Patrick Dovigi: Well, I mean, from a turnover perspective — from a turnover perspective, I think we want to be in a place where you’re sort of in the high teens, right? I think that’s where we’ve sat for a long period of time and I think that’s where we generally want to go today, that low 20s but materially down from the peak which was high 20s, approaching 30 in sort of some markets. I think from where we sort of sit today, that makes us feel very good about where that trajectory is going and where that’s sort of trending. And obviously, from a PR [ph], I think where we’re sitting, we will sort of want to be in the two’s [ph]. And I think this year was the best year we’ve had and we moved to a place in 2020 with roughly sort of 4.4 to just over sort of 3 this year.
So we think we’re going to generally move that to sort of mid-two’s in that sort of best-in-class and sort of world class for our industry. So again, we’re almost there, a little bit of work to do but we feel really good about where that’s going.
Operator: Our next question comes from John Mazzoni from Wells Fargo.
John Mazzoni: Maybe just a quick one on the solid waste volumes. Obviously, the intentional shedding color was very helpful. But could you just frame the kind of delay as well as the lag impacts and how we should think about these contracts rolling through? Are they going to be kind of an item in the next few years as well as ’24 or are there any other kind of clips or timing items we should be aware of?
Luke Pelosi: Hello, John, it’s Luke speaking here. So as we articulated through 2023, I think the lion’s share of the effort is sort of behind us for what was easily actionable. Now you raised a great point that some of the contracts are not at our ability to get out of as and when we want. And so you have to wait until the anniversary. So Patrick had alluded to Southeast Michigan being a pocket where we see some of that opportunity coming off as those contracts reset. And certainly, there’s other pockets throughout our book as well. So we’re going to continue to evaluate. I do think you’ve seen the majority of it with our existing book of business. You could have another sort of 100, 125 basis points over the next ’24, ’25 additionally. But certainly, the wholesale exiting of our sort of noncore offerings, we think sort of behind us and it’s probably now around the edges a little bit more.

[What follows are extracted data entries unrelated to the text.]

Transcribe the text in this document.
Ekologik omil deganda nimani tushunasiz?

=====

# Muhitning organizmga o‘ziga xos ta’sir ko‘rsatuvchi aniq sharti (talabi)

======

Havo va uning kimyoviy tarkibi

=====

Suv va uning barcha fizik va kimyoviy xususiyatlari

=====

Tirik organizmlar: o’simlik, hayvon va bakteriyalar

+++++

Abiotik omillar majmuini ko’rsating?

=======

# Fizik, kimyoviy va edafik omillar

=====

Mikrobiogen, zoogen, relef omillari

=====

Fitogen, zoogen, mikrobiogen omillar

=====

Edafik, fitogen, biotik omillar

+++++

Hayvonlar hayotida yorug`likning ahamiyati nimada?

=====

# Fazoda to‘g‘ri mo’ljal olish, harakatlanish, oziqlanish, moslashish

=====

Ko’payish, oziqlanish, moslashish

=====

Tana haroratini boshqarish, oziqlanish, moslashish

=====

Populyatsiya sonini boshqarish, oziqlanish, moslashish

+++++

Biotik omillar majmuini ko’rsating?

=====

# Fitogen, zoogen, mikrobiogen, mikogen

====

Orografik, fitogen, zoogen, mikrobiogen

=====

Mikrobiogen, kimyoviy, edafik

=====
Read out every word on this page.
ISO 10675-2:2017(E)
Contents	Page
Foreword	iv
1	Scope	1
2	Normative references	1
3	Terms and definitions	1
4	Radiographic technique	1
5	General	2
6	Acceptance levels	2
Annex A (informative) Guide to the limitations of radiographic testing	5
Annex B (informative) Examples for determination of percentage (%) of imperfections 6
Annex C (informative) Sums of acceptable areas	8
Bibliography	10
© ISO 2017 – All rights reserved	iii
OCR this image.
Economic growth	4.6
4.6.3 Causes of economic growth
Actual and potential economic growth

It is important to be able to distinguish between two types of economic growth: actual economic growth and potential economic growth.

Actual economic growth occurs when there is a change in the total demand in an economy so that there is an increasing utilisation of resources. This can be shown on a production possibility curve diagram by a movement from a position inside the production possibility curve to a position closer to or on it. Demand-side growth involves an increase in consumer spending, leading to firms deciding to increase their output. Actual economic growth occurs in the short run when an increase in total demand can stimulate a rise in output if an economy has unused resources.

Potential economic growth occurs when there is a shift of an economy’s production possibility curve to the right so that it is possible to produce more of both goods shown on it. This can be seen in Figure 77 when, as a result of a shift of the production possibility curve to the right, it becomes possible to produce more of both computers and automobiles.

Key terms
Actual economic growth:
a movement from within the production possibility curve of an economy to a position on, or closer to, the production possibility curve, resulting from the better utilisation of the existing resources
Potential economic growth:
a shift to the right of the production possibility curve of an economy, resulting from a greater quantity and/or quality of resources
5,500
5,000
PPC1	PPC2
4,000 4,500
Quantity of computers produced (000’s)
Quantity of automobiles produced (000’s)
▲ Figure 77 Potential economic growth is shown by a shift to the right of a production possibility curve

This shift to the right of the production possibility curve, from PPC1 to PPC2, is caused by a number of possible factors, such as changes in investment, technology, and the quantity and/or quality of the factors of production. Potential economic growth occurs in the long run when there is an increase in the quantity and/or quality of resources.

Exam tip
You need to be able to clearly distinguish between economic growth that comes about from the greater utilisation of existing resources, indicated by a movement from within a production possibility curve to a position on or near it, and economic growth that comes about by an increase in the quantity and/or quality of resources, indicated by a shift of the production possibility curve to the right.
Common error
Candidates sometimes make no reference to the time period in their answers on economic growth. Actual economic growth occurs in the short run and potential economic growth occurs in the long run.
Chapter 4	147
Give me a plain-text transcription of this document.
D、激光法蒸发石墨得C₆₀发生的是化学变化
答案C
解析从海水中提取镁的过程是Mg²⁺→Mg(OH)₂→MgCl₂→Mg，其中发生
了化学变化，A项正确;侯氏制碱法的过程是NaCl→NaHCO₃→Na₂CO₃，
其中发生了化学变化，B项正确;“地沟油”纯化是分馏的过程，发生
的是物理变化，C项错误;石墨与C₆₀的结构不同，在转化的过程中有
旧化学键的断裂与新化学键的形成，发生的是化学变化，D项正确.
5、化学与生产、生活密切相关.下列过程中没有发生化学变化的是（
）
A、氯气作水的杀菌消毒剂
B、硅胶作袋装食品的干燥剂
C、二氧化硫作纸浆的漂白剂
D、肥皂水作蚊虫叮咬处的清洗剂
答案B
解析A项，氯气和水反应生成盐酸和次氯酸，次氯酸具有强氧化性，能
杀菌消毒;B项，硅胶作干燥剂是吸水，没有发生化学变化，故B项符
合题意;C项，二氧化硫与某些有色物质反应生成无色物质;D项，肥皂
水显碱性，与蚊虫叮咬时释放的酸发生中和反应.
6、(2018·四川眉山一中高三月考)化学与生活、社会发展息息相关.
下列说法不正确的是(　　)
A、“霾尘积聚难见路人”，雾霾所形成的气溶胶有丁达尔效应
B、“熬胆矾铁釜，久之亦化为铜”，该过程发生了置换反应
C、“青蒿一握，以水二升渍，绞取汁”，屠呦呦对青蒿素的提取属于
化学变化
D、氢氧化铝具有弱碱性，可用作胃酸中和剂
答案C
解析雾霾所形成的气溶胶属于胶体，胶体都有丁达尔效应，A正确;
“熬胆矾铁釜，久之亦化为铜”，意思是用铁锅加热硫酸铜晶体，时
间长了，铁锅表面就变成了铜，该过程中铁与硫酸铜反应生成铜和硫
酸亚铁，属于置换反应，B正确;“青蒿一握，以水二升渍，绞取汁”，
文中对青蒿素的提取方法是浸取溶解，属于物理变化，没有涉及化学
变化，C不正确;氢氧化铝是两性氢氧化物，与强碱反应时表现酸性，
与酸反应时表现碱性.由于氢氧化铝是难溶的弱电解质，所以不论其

Operator: Our final question comes from James Schumm from TD Cowen.
James Schumm: My call dropped earlier, so apologies if you already covered this. But can you update us on your truck deliveries given the supply chain challenges?
Patrick Dovigi: Yes. I mean I think where we — it’s certainly getting better. We received sort of last year 70% of what we wanted and we think this year that will be closer to 90%. And it would be 100% if we didn’t have to augment some trucks in for — we’ve had to switch for new residential contract wins, et cetera but certainly getting better. And we think by 2025, we’ll be back to exactly where we ended pre-pandemic.
James Schumm: Okay, great. Thanks. All my other questions have been answered. Thank you.
Patrick Dovigi: Thank you. Well, thank you everyone for joining the call. We look forward to speaking to you after Q1. Thank you for joining.
Operator: That concludes today’s GFL Environmental fourth quarter 2023 earnings call. You may now disconnect your lines.